Why documenting code is so difficult
I'm giving an API documentation workshop in Mountain View, California on August 30, 2019. If you're interested, you can register on EventBrite.
Software code, often written in Java, C++, or any other language, is challenging to document in part because technical writers often aren’t already fluent in the programming language. But even for writers or developers who are fluent in the language, code is hard to document. There isn’t a step-by-step process to follow. Code is often arranged in non-linear order, so you can’t simply proceed line-by-line through it. There’s also the question of how much to document, what to cover, and where to include the documentation. Overall, best practices for documenting code are somewhat fuzzy and undefined, which makes documenting code one of the most challenging and difficult tasks technical writers face.
In a previous topic, Code tutorials, I briefly touched on the need to document code. But given the importance of this topic, I’ve expanded this section in more depth with its own dedicated topics here.
- Starting with a recent experience documenting code
- Challenge 1: Code doesn’t follow a step-by-step paradigm
- Challenge 2: Audience has a high variance of technical levels
- Challenge 3: Code requires an understanding of a specific programming language
- Challenge 4: Making sure code samples work from release to release requires a lot of maintenance
- Challenge 5: Engineers have a much more trained eye for good versus bad code
- The importance of code documentation
- Next topic
Starting with a recent experience documenting code
I like to start abstract topics by grounding them an actual experience.

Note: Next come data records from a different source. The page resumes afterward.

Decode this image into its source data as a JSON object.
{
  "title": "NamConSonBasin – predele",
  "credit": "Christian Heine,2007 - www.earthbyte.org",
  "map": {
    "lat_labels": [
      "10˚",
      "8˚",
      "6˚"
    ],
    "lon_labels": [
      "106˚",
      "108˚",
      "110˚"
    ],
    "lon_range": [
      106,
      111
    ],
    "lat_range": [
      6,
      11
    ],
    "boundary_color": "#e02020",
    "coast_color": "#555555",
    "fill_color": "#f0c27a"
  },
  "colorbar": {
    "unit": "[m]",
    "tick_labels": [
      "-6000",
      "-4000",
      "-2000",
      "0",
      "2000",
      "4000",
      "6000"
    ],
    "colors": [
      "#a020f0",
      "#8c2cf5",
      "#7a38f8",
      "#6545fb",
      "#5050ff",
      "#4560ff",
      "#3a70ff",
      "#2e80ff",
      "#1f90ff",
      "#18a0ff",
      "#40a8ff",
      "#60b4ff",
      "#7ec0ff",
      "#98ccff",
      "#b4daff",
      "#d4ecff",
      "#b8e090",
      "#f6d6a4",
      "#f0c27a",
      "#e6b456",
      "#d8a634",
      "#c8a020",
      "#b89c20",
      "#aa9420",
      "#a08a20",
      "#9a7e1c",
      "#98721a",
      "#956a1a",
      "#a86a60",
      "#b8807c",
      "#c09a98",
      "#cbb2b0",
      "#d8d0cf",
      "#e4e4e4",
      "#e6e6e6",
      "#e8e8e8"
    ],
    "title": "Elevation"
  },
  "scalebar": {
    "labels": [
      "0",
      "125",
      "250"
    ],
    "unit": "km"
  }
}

A recent documentation project I worked on involved creating video skills for Fire TV apps — developing the backend logic to make your streaming media apps voice interactive, so users could say “Play Interstellar,” (or some other movie) and the video would play in your app.

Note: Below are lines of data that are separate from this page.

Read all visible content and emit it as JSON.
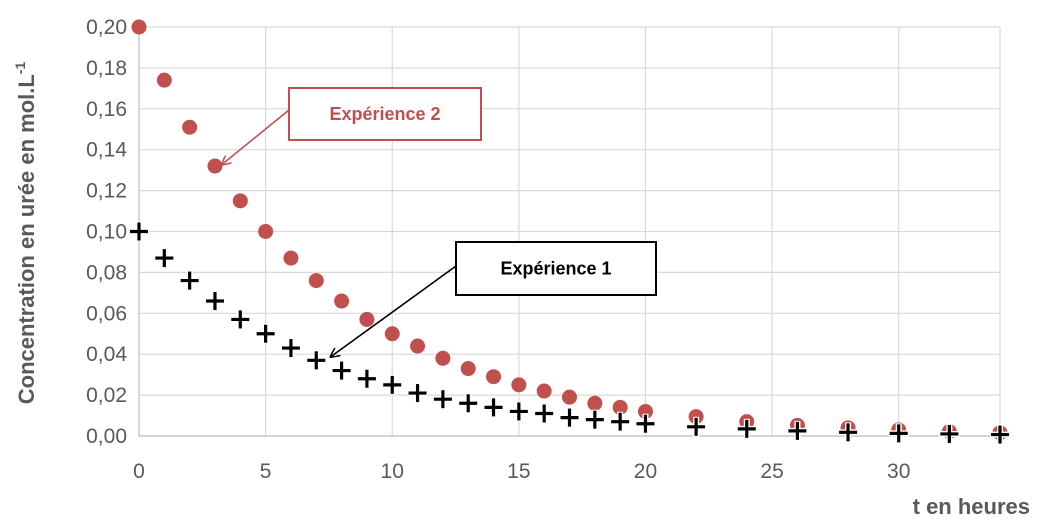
{
  "chart_data": {
    "type": "scatter",
    "xlabel": "t en heures",
    "ylabel": "Concentration en urée en mol.L",
    "ylabel_superscript": "-1",
    "xlim": [
      0,
      34
    ],
    "ylim": [
      0,
      0.2
    ],
    "xticks": [
      "0",
      "5",
      "10",
      "15",
      "20",
      "25",
      "30"
    ],
    "yticks": [
      "0,00",
      "0,02",
      "0,04",
      "0,06",
      "0,08",
      "0,10",
      "0,12",
      "0,14",
      "0,16",
      "0,18",
      "0,20"
    ],
    "grid": true,
    "series": [
      {
        "name": "Expérience 2",
        "marker": "circle",
        "color": "#C0504D",
        "x": [
          0,
          1,
          2,
          3,
          4,
          5,
          6,
          7,
          8,
          9,
          10,
          11,
          12,
          13,
          14,
          15,
          16,
          17,
          18,
          19,
          20,
          22,
          24,
          26,
          28,
          30,
          32,
          34
        ],
        "y": [
          0.2,
          0.174,
          0.151,
          0.132,
          0.115,
          0.1,
          0.087,
          0.076,
          0.066,
          0.057,
          0.05,
          0.044,
          0.038,
          0.033,
          0.029,
          0.025,
          0.022,
          0.019,
          0.016,
          0.014,
          0.012,
          0.0095,
          0.007,
          0.0052,
          0.004,
          0.003,
          0.0022,
          0.0016
        ]
      },
      {
        "name": "Expérience 1",
        "marker": "plus",
        "color": "#000000",
        "x": [
          0,
          1,
          2,
          3,
          4,
          5,
          6,
          7,
          8,
          9,
          10,
          11,
          12,
          13,
          14,
          15,
          16,
          17,
          18,
          19,
          20,
          22,
          24,
          26,
          28,
          30,
          32,
          34
        ],
        "y": [
          0.1,
          0.087,
          0.076,
          0.066,
          0.057,
          0.05,
          0.043,
          0.037,
          0.032,
          0.028,
          0.025,
          0.021,
          0.018,
          0.016,
          0.014,
          0.012,
          0.011,
          0.009,
          0.008,
          0.007,
          0.006,
          0.0045,
          0.0035,
          0.0025,
          0.0018,
          0.0013,
          0.001,
          0.0007
        ]
      }
    ],
    "annotations": [
      {
        "text": "Expérience 2",
        "color": "#C0504D",
        "arrow_to": {
          "x": 3.3,
          "y": 0.133
        }
      },
      {
        "text": "Expérience 1",
        "color": "#000000",
        "arrow_to": {
          "x": 7.6,
          "y": 0.039
        }
      }
    ]
  }
}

When users say these Alexa commands, Alexa interprets the commands and packages up the info into a structured JSON request that it sends a partner’s Lambda code. Lambda, an AWS service, provides serverless computing. Partners are supposed to listen for the incoming requests and then develop their own code to respond appropriately to the requests, presumably retrieving the media identifier for Instellar (in this example) and sending this media identifier to their Fire TV app to play.

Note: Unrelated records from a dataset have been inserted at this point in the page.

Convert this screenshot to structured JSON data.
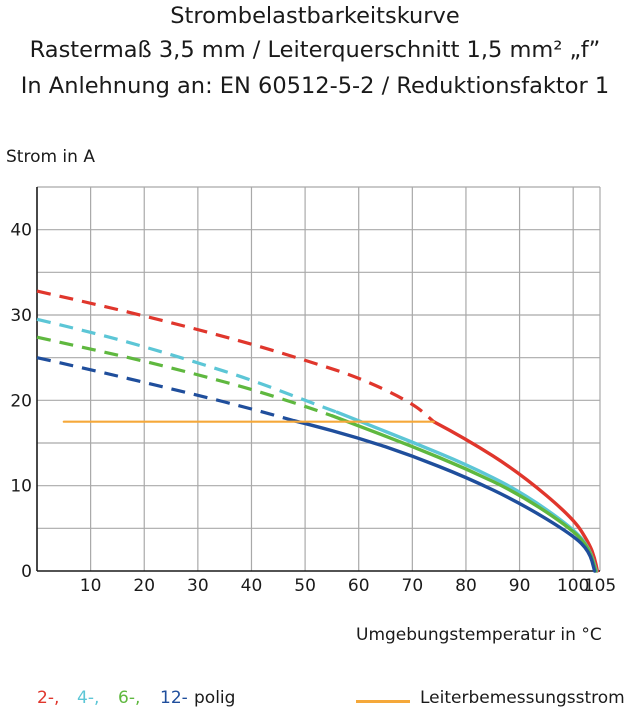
{
  "title_lines": [
    "Strombelastbarkeitskurve",
    "Rastermaß 3,5 mm / Leiterquerschnitt 1,5 mm² „f”",
    "In Anlehnung an: EN 60512-5-2 / Reduktionsfaktor 1"
  ],
  "legend": {
    "pole_labels": [
      "2-,",
      "4-,",
      "6-,",
      "12-"
    ],
    "pole_suffix": "polig",
    "reference_label": "Leiterbemessungsstrom"
  },
  "colors": {
    "two_pole": "#e0362c",
    "four_pole": "#5cc6d6",
    "six_pole": "#5fb83f",
    "twelve_pole": "#1f4e9c",
    "reference": "#f5a83a",
    "grid": "#a9a9a9"
  },
  "chart_data": {
    "type": "line",
    "ylabel": "Strom in A",
    "xlabel": "Umgebungstemperatur in °C",
    "xlim": [
      0,
      105
    ],
    "ylim": [
      0,
      45
    ],
    "xticks": [
      10,
      20,
      30,
      40,
      50,
      60,
      70,
      80,
      90,
      100,
      105
    ],
    "xtick_labels": [
      "10",
      "20",
      "30",
      "40",
      "50",
      "60",
      "70",
      "80",
      "90",
      "100",
      "105"
    ],
    "yticks": [
      0,
      10,
      20,
      30,
      40
    ],
    "ytick_labels": [
      "0",
      "10",
      "20",
      "30",
      "40"
    ],
    "series": [
      {
        "name": "2-polig",
        "color": "#e0362c",
        "dashed": [
          [
            0,
            32.8
          ],
          [
            10,
            31.4
          ],
          [
            20,
            29.9
          ],
          [
            30,
            28.3
          ],
          [
            40,
            26.6
          ],
          [
            50,
            24.7
          ],
          [
            60,
            22.7
          ],
          [
            70,
            19.7
          ],
          [
            74,
            17.5
          ]
        ],
        "solid": [
          [
            74,
            17.5
          ],
          [
            80,
            15.5
          ],
          [
            90,
            11.5
          ],
          [
            100,
            6.2
          ],
          [
            103,
            3.2
          ],
          [
            104,
            1.5
          ],
          [
            104.5,
            0
          ]
        ]
      },
      {
        "name": "4-polig",
        "color": "#5cc6d6",
        "dashed": [
          [
            0,
            29.5
          ],
          [
            10,
            28.0
          ],
          [
            20,
            26.3
          ],
          [
            30,
            24.4
          ],
          [
            40,
            22.4
          ],
          [
            50,
            20.0
          ],
          [
            56,
            18.6
          ]
        ],
        "solid": [
          [
            56,
            18.6
          ],
          [
            60,
            17.6
          ],
          [
            70,
            15.1
          ],
          [
            80,
            12.5
          ],
          [
            90,
            9.4
          ],
          [
            100,
            5.0
          ],
          [
            103,
            2.7
          ],
          [
            104.3,
            0
          ]
        ]
      },
      {
        "name": "6-polig",
        "color": "#5fb83f",
        "dashed": [
          [
            0,
            27.4
          ],
          [
            10,
            26.0
          ],
          [
            20,
            24.6
          ],
          [
            30,
            23.0
          ],
          [
            40,
            21.3
          ],
          [
            50,
            19.3
          ],
          [
            55,
            18.2
          ]
        ],
        "solid": [
          [
            55,
            18.2
          ],
          [
            60,
            17.0
          ],
          [
            70,
            14.6
          ],
          [
            80,
            12.0
          ],
          [
            90,
            9.0
          ],
          [
            100,
            4.8
          ],
          [
            103,
            2.6
          ],
          [
            104.2,
            0
          ]
        ]
      },
      {
        "name": "12-polig",
        "color": "#1f4e9c",
        "dashed": [
          [
            0,
            25.0
          ],
          [
            10,
            23.6
          ],
          [
            20,
            22.1
          ],
          [
            30,
            20.6
          ],
          [
            40,
            19.0
          ],
          [
            48,
            17.6
          ]
        ],
        "solid": [
          [
            48,
            17.6
          ],
          [
            50,
            17.3
          ],
          [
            60,
            15.6
          ],
          [
            70,
            13.5
          ],
          [
            80,
            11.0
          ],
          [
            90,
            8.0
          ],
          [
            100,
            4.2
          ],
          [
            103,
            2.3
          ],
          [
            104,
            0
          ]
        ]
      },
      {
        "name": "Leiterbemessungsstrom",
        "color": "#f5a83a",
        "solid": [
          [
            5,
            17.5
          ],
          [
            74,
            17.5
          ]
        ]
      }
    ]
  }
}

The implementation involves coding a Lambda function. To help developers, engineers provided a sample Lambda function (in Node JS), but without explanation. As I was working on the documentation for this, I felt a need to explain the logic of the Lambda code.
The Lambda code was only about 450 lines long, and not really complicated. But I wasn’t that familiar with Lambda or Node JS, so I learned enough about both to get a sense of what was going on in each line. In my approach to documenting the code, I explained the conditions that triggered the Lambda code to be invoked in the first place. Then I presented the Lambda code in its entirety so the user would have context. Then I split the code into four discrete logical sections. Below the full code sample, I presented each section (labeling them as Section 1 Explanation, Section 2 Explanation, etc.) until I proceeded through the whole code sample.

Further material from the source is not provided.